I'm sure you guessed that our entire garden is 100% organic which means we don't use any pesticides or chemicals to kill pests! We don't even think about using the organic bottled stuff!  Why should we? There are plenty of ways to control your pests naturally and inexpensively.  Keep in mind when using natural repellants that you won't get instant results!  Organic gardening takes a lot of patience and a little bit more baby sitting than normal.  When you begin to get frustrated, think about the benefits you'll be doing for your family in the long run!!   You certainly won't be introducing poisons at the dinner table! 

Some Examples: 
  • Placing cardboard around young tomatoes, cabbage, or other transplants to exclude cutworms
  • Handpicking tomato hornworm or cabbage worms from plants
  • Rotating your crops year to year
  • Interplanting crops
  • Introducing beneficial insects
  • Home made Herbal Sprays
A few weeks ago we introduced for the first time a Praying Mantids egg case :)  ohhhh I can't wait to see these guys eat some pests!

And today I made a home grown herbal spray.  This is the first time we've applied this pesky rid potion to our lovely veggies!  And to my surprise, many worms curled up (which made it easier to grab and throw into our pond) and plenty of grasshoppers also jumped out and away (making it also easier for me to catch!)  oooo I hope this works!  Its all trial and error in everyone's garden!

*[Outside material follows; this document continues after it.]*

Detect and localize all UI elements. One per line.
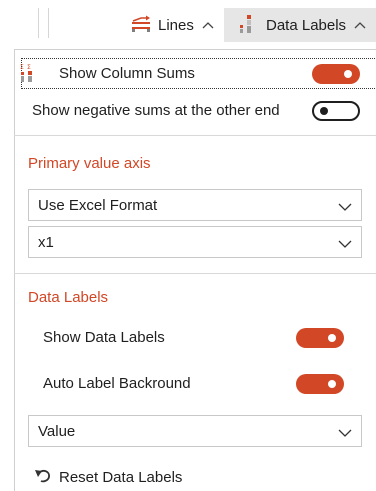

Below are the instructions:

Herbal Sprays:

Many organic farmers are familiar with using sprays made from aromatic herbs to repel pests from the garden plants. Several recent studies confirm the repellent effect of such sprays. The essential oil of Sage and Thyme and the alcohol extracts such as Hyssop, Rosemary, Sage, Thyme, and White Clover can be used in this manner. They have been shown to reduce the number of eggs laid and the amount of feeding damage to cabbage by caterpillars of Diamond back moths and large white butterflies. Sprays made from Tansy have demonstrated a repellent effect on imported cabbageworm on cabbage, reducing the number of eggs laid on the plants. Teas made from Wormwood or Nasturtiums are reputed to repel aphids from fruit trees, and sprays made from ground or blended Catnip, Chives, Feverfew, Marigolds, or Rue have also been used by gardeners against pests that feed on leaves.

  • Protection Offered: Try herbal sprays against any leaf-eating pests and make note of what works for future reference. 
  • How to Make: In General, herbal sprays are made by mashing or blending 1 to 2 cups of fresh leaves with 2 to 4 cups of water and leaving them to soak overnight. Oor you can make a herbal tea by pouring the same amount of boiling water over 2 to 4 cups fresh or 1 to 2 cups dry leaves and leaving them to steep until cool. Strain the water through a cheesecloth before spraying and dilute further with 2 to 4 cups water. Add a very small amount of nondetergent liquid soap (1/4 teaspoon in 1 to 2 quarts of water) to help spray stick to leaves and spread better. You can also buy commercial essential herbal oils and dilute with water to make a spray. Experiment with proportions, starting with a few drops of oil per cup of water. 
  • How to Use: Spray plants thoroughly, especially undersides of leaves, and repeat at weekly intervals if neccessary.